Une autre partie de moi vient de s’envoler. À peine deux jours que je me suis pardonné la mort de Sarah que cette merde me tombe dessus. Pourquoi est-il arrivé au moment où je commençais à m’en sortir. Je redoute le pire à présent. 

― Je sais que tu te culpabilises. Tes pensées sont de plus en plus sombres, c’est plus fort que toi. Tu dois savoir qu’il voulait se réconcilier avec toi, il l’a fait. Il voulait réunir sa famille avant ce jour, il l’a fait. Donc il est parti heureux, ne t’en fais pas. 

Ma mère tourne les talons sur ces mots. Me laissant plus mal qu’avant. Est-ce qu’elle savait qu’il allait mourir? Ils nous l’auraient caché? Tant de questions se bousculent dans ma tête. 
Je sors une bouteille de vodka du tiroir et absorbe mon premier verre. Je ferme les yeux, baisse la tête et respire. L’air que je respire pue la vodka et ça me dégoute. Je ne veux pas commettre les mêmes erreurs.

Je perçois la vibration de mon portable sur l’ilot central. Je dresse la tête. Manon. Oh non ! Je refuse l’appel de peur de la contaminer avec mon état d’esprit. Je délaisse mon IPhone, me lève et monte à l’étage. Zoé a besoin de moi. Je dois être puissant pour que tous ceux qui ont besoin d’appui puisse s’appuyer. C’est mon devoir. 

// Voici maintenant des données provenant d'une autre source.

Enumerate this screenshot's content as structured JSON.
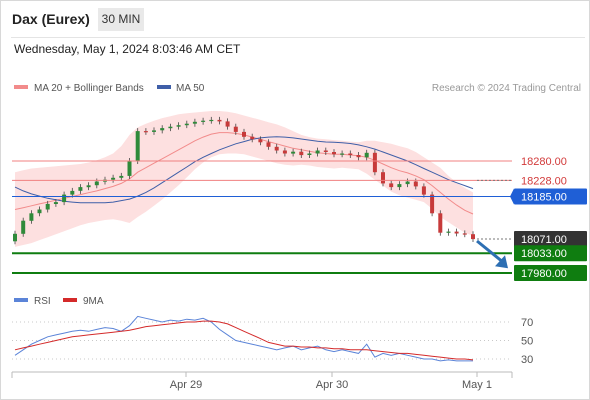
{
  "header": {
    "title": "Dax (Eurex)",
    "interval": "30 MIN",
    "timestamp": "Wednesday, May 1, 2024 8:03:46 AM CET"
  },
  "colors": {
    "ma20": "#f28b8b",
    "bollinger_fill": "#fde0e0",
    "ma50": "#3f5fa8",
    "candle_up": "#2f8a3a",
    "candle_down": "#c73a3a",
    "resistance": "#f08080",
    "pivot": "#1f5fd6",
    "support": "#0f7d10",
    "current": "#333333",
    "arrow": "#2d6fb3",
    "rsi": "#5b84d8",
    "rsi_ma": "#d42a2a"
  },
  "chart_data": [
    {
      "type": "candlestick",
      "title": "Dax (Eurex)",
      "legend": [
        {
          "name": "MA 20 + Bollinger Bands",
          "color": "#f28b8b"
        },
        {
          "name": "MA 50",
          "color": "#3f5fa8"
        }
      ],
      "legend_position": "top-left",
      "watermark": "Research © 2024 Trading Central",
      "x_ticks": [
        "Apr 29",
        "Apr 30",
        "May 1"
      ],
      "ylim": [
        17960,
        18400
      ],
      "levels": [
        {
          "value": 18280.0,
          "label": "18280.00",
          "kind": "resistance",
          "style": "solid"
        },
        {
          "value": 18228.0,
          "label": "18228.00",
          "kind": "resistance",
          "style": "solid"
        },
        {
          "value": 18185.0,
          "label": "18185.00",
          "kind": "pivot",
          "style": "solid"
        },
        {
          "value": 18071.0,
          "label": "18071.00",
          "kind": "current",
          "style": "dotted"
        },
        {
          "value": 18033.0,
          "label": "18033.00",
          "kind": "support",
          "style": "solid"
        },
        {
          "value": 17980.0,
          "label": "17980.00",
          "kind": "support",
          "style": "solid"
        }
      ],
      "arrow": {
        "direction": "down",
        "from": 18071,
        "to": 17990
      },
      "close": [
        18085,
        18120,
        18140,
        18150,
        18165,
        18170,
        18190,
        18200,
        18210,
        18215,
        18225,
        18230,
        18235,
        18240,
        18280,
        18360,
        18358,
        18362,
        18368,
        18372,
        18376,
        18380,
        18385,
        18388,
        18390,
        18386,
        18372,
        18358,
        18345,
        18338,
        18330,
        18318,
        18308,
        18300,
        18305,
        18296,
        18300,
        18308,
        18304,
        18298,
        18300,
        18296,
        18290,
        18302,
        18250,
        18220,
        18210,
        18218,
        18225,
        18212,
        18190,
        18140,
        18088,
        18091,
        18086,
        18084,
        18071
      ],
      "ma20": [
        18150,
        18155,
        18160,
        18165,
        18170,
        18175,
        18180,
        18185,
        18190,
        18195,
        18200,
        18206,
        18212,
        18220,
        18232,
        18250,
        18262,
        18274,
        18286,
        18298,
        18310,
        18322,
        18334,
        18344,
        18352,
        18356,
        18356,
        18354,
        18350,
        18344,
        18338,
        18332,
        18326,
        18320,
        18314,
        18310,
        18306,
        18302,
        18300,
        18298,
        18298,
        18296,
        18294,
        18290,
        18282,
        18272,
        18262,
        18254,
        18248,
        18240,
        18230,
        18214,
        18196,
        18178,
        18162,
        18148,
        18138
      ],
      "bb_upper": [
        18250,
        18255,
        18260,
        18262,
        18264,
        18266,
        18268,
        18270,
        18272,
        18276,
        18282,
        18290,
        18300,
        18320,
        18350,
        18370,
        18380,
        18388,
        18395,
        18400,
        18405,
        18408,
        18410,
        18412,
        18414,
        18414,
        18412,
        18408,
        18402,
        18396,
        18390,
        18384,
        18378,
        18370,
        18360,
        18350,
        18344,
        18340,
        18338,
        18336,
        18334,
        18332,
        18330,
        18334,
        18334,
        18330,
        18326,
        18320,
        18314,
        18304,
        18290,
        18276,
        18262,
        18240,
        18222,
        18208,
        18196
      ],
      "bb_lower": [
        18050,
        18055,
        18060,
        18068,
        18076,
        18084,
        18092,
        18100,
        18108,
        18114,
        18118,
        18122,
        18124,
        18120,
        18114,
        18130,
        18144,
        18160,
        18177,
        18196,
        18215,
        18236,
        18258,
        18276,
        18290,
        18298,
        18300,
        18300,
        18298,
        18292,
        18286,
        18280,
        18274,
        18270,
        18268,
        18270,
        18268,
        18264,
        18262,
        18260,
        18262,
        18260,
        18258,
        18246,
        18230,
        18214,
        18198,
        18188,
        18182,
        18176,
        18170,
        18152,
        18130,
        18116,
        18102,
        18088,
        18080
      ],
      "ma50": [
        18210,
        18200,
        18192,
        18186,
        18180,
        18176,
        18172,
        18170,
        18168,
        18168,
        18168,
        18168,
        18170,
        18174,
        18178,
        18186,
        18196,
        18208,
        18222,
        18236,
        18250,
        18264,
        18278,
        18290,
        18300,
        18310,
        18318,
        18326,
        18332,
        18338,
        18342,
        18344,
        18345,
        18344,
        18342,
        18339,
        18336,
        18333,
        18331,
        18330,
        18329,
        18327,
        18323,
        18318,
        18312,
        18304,
        18296,
        18288,
        18280,
        18270,
        18260,
        18250,
        18240,
        18230,
        18222,
        18214,
        18206
      ]
    },
    {
      "type": "line",
      "legend": [
        {
          "name": "RSI",
          "color": "#5b84d8"
        },
        {
          "name": "9MA",
          "color": "#d42a2a"
        }
      ],
      "legend_position": "top-left",
      "y_ticks": [
        "70",
        "50",
        "30"
      ],
      "ylim": [
        10,
        90
      ],
      "rsi": [
        34,
        40,
        46,
        50,
        54,
        56,
        58,
        60,
        61,
        60,
        62,
        64,
        63,
        60,
        66,
        76,
        74,
        72,
        70,
        72,
        71,
        73,
        72,
        74,
        70,
        62,
        56,
        50,
        48,
        46,
        44,
        42,
        40,
        42,
        44,
        40,
        42,
        44,
        40,
        38,
        40,
        38,
        36,
        46,
        32,
        36,
        34,
        36,
        34,
        32,
        30,
        30,
        28,
        29,
        28,
        28,
        28
      ],
      "rsi_ma": [
        40,
        42,
        44,
        46,
        48,
        50,
        52,
        54,
        55,
        56,
        57,
        58,
        59,
        60,
        61,
        63,
        65,
        66,
        67,
        68,
        69,
        70,
        70,
        71,
        71,
        70,
        68,
        64,
        60,
        56,
        52,
        48,
        46,
        44,
        44,
        43,
        43,
        42,
        42,
        41,
        41,
        40,
        40,
        40,
        39,
        38,
        37,
        36,
        36,
        35,
        34,
        33,
        32,
        31,
        30,
        30,
        29
      ]
    }
  ]
}
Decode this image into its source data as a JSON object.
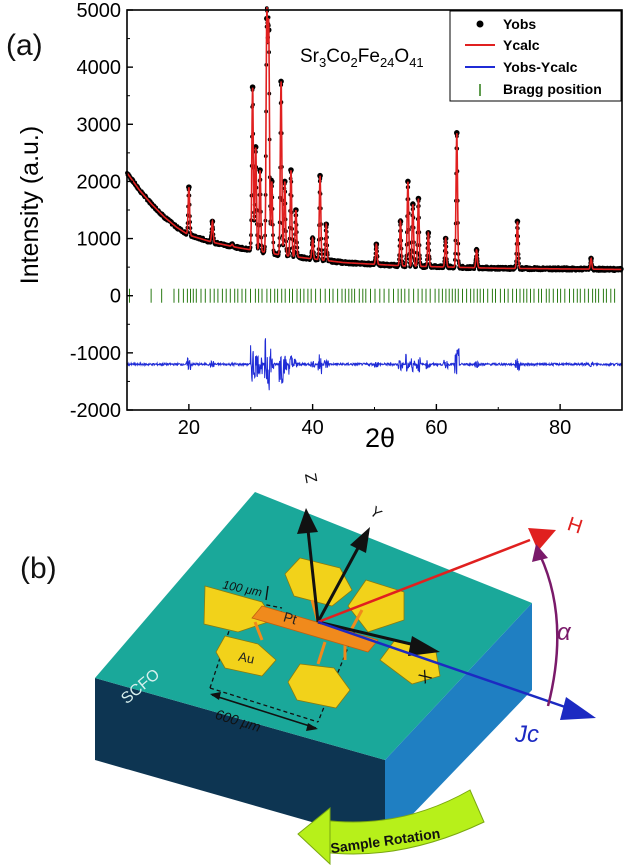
{
  "panel_a_label": "(a)",
  "panel_b_label": "(b)",
  "chart_data": {
    "type": "line",
    "formula": "Sr3Co2Fe24O41",
    "formula_parts": [
      "Sr",
      "3",
      "Co",
      "2",
      "Fe",
      "24",
      "O",
      "41"
    ],
    "xlabel": "2θ",
    "ylabel": "Intensity (a.u.)",
    "xlim": [
      10,
      90
    ],
    "ylim": [
      -2000,
      5000
    ],
    "x_ticks": [
      20,
      40,
      60,
      80
    ],
    "y_ticks": [
      -2000,
      -1000,
      0,
      1000,
      2000,
      3000,
      4000,
      5000
    ],
    "legend_position": "top-right",
    "series": [
      {
        "name": "Yobs",
        "color": "#000000",
        "style": "points"
      },
      {
        "name": "Ycalc",
        "color": "#e02020",
        "style": "line"
      },
      {
        "name": "Yobs-Ycalc",
        "color": "#1f2bd6",
        "style": "line"
      },
      {
        "name": "Bragg position",
        "color": "#2a7a14",
        "style": "ticks"
      }
    ],
    "background_points": [
      [
        10,
        2150
      ],
      [
        12,
        1850
      ],
      [
        14,
        1600
      ],
      [
        16,
        1380
      ],
      [
        18,
        1200
      ],
      [
        20,
        1060
      ],
      [
        24,
        930
      ],
      [
        28,
        840
      ],
      [
        35,
        710
      ],
      [
        45,
        580
      ],
      [
        55,
        520
      ],
      [
        70,
        480
      ],
      [
        90,
        460
      ]
    ],
    "peaks": [
      {
        "x": 20.0,
        "y": 1900
      },
      {
        "x": 23.8,
        "y": 1300
      },
      {
        "x": 27.0,
        "y": 900
      },
      {
        "x": 30.3,
        "y": 3650
      },
      {
        "x": 30.8,
        "y": 2600
      },
      {
        "x": 31.5,
        "y": 2200
      },
      {
        "x": 32.6,
        "y": 4850
      },
      {
        "x": 32.9,
        "y": 4650
      },
      {
        "x": 33.4,
        "y": 2000
      },
      {
        "x": 34.9,
        "y": 3750
      },
      {
        "x": 35.5,
        "y": 2000
      },
      {
        "x": 36.5,
        "y": 2200
      },
      {
        "x": 37.3,
        "y": 1500
      },
      {
        "x": 40.0,
        "y": 1000
      },
      {
        "x": 41.2,
        "y": 2100
      },
      {
        "x": 42.2,
        "y": 1250
      },
      {
        "x": 50.3,
        "y": 900
      },
      {
        "x": 54.2,
        "y": 1300
      },
      {
        "x": 55.4,
        "y": 2000
      },
      {
        "x": 56.2,
        "y": 1600
      },
      {
        "x": 57.1,
        "y": 1700
      },
      {
        "x": 58.7,
        "y": 1100
      },
      {
        "x": 61.5,
        "y": 1000
      },
      {
        "x": 63.3,
        "y": 2850
      },
      {
        "x": 66.5,
        "y": 800
      },
      {
        "x": 73.1,
        "y": 1300
      },
      {
        "x": 85.0,
        "y": 650
      }
    ],
    "difference_baseline": -1200,
    "bragg_tick_level": 0
  },
  "diagram": {
    "axis_labels": {
      "z": "Z",
      "y": "Y",
      "x": "X",
      "h": "H",
      "jc": "Jc",
      "alpha": "α"
    },
    "labels": {
      "pt": "Pt",
      "au": "Au",
      "substrate": "SCFO"
    },
    "dimensions": {
      "small": "100 μm",
      "large": "600 μm"
    },
    "rotation_label": "Sample Rotation",
    "colors": {
      "substrate_top": "#1aa89a",
      "substrate_front": "#0d3552",
      "substrate_side": "#1f7fc2",
      "pads": "#f2d21a",
      "pt_bar": "#f08a1c",
      "h_arrow": "#e0201f",
      "jc_arrow": "#1c2ac2",
      "alpha_arc": "#7a1a6a",
      "rotation_arrow": "#b7f01a"
    }
  }
}
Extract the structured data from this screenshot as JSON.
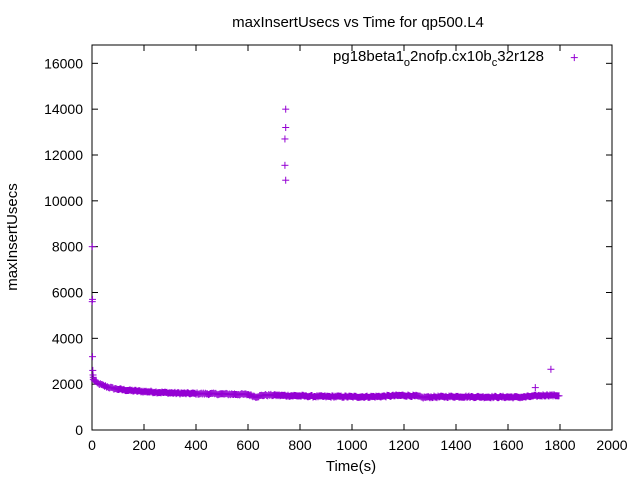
{
  "chart_data": {
    "type": "scatter",
    "title": "maxInsertUsecs vs Time for qp500.L4",
    "xlabel": "Time(s)",
    "ylabel": "maxInsertUsecs",
    "xlim": [
      0,
      2000
    ],
    "ylim": [
      0,
      16800
    ],
    "xticks": [
      0,
      200,
      400,
      600,
      800,
      1000,
      1200,
      1400,
      1600,
      1800,
      2000
    ],
    "yticks": [
      0,
      2000,
      4000,
      6000,
      8000,
      10000,
      12000,
      14000,
      16000
    ],
    "grid": false,
    "legend_position": "top-right",
    "marker": "+",
    "series": [
      {
        "name": "pg18beta1_o2nofp.cx10b_c32r128",
        "legend_base1": "pg18beta1",
        "legend_sub1": "o",
        "legend_mid": "2nofp.cx10b",
        "legend_sub2": "c",
        "legend_tail": "32r128",
        "color": "#9400d3",
        "points": [
          [
            1,
            8000
          ],
          [
            1,
            5600
          ],
          [
            2,
            5700
          ],
          [
            2,
            3200
          ],
          [
            3,
            2600
          ],
          [
            4,
            2400
          ],
          [
            5,
            2300
          ],
          [
            745,
            14000
          ],
          [
            745,
            13200
          ],
          [
            742,
            12700
          ],
          [
            742,
            11550
          ],
          [
            745,
            10900
          ],
          [
            1765,
            2650
          ],
          [
            1705,
            1850
          ]
        ],
        "trend": [
          [
            5,
            2200
          ],
          [
            20,
            2050
          ],
          [
            40,
            1950
          ],
          [
            60,
            1880
          ],
          [
            80,
            1820
          ],
          [
            100,
            1780
          ],
          [
            150,
            1720
          ],
          [
            200,
            1680
          ],
          [
            250,
            1650
          ],
          [
            300,
            1620
          ],
          [
            350,
            1600
          ],
          [
            400,
            1590
          ],
          [
            500,
            1570
          ],
          [
            600,
            1550
          ],
          [
            630,
            1450
          ],
          [
            660,
            1520
          ],
          [
            700,
            1520
          ],
          [
            750,
            1500
          ],
          [
            800,
            1490
          ],
          [
            850,
            1470
          ],
          [
            900,
            1460
          ],
          [
            950,
            1460
          ],
          [
            1000,
            1450
          ],
          [
            1050,
            1450
          ],
          [
            1100,
            1460
          ],
          [
            1150,
            1490
          ],
          [
            1200,
            1510
          ],
          [
            1250,
            1480
          ],
          [
            1270,
            1420
          ],
          [
            1300,
            1440
          ],
          [
            1350,
            1450
          ],
          [
            1400,
            1460
          ],
          [
            1450,
            1450
          ],
          [
            1500,
            1440
          ],
          [
            1550,
            1440
          ],
          [
            1600,
            1440
          ],
          [
            1650,
            1430
          ],
          [
            1700,
            1480
          ],
          [
            1750,
            1520
          ],
          [
            1800,
            1500
          ]
        ],
        "trend_spread": 70,
        "legend_marker_point": [
          1855,
          16250
        ]
      }
    ]
  }
}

Je la retrouve assise contre le mur de la chambre de notre père, les genoux remonté contre sa poitrine, les yeux inondés de larme. Je me mets dans la même posture et l’approche de moi. 

― La mort est une grosse pute.

― On dit « La vie est une grosse pute » généralement, me corrige ma sœur. 

Le soir même nous apprenons la cause de sa mort. La leucémie le rongeait à petit feu. Il le savait depuis huit mois alors qu’il avait atteint le dernier stade de la maladie. Le docteur lui a laissé trois mois. Il en a vécu huit. Deux durant lesquels il jouait au Ping-pong avec le temps. Il n’avait rien dit pour ne pas gâcher les derniers moments de sa vie. Chose que fait chaque parent égoïste de ce monde. En tout cas, il a accompli ses dernières volontés. 
Le médecin m’a raconté qu’il disait beaucoup de bien de moi au cours de ses rendez-vous. Des jolies phrases qu’il ne m’aurait jamais dites.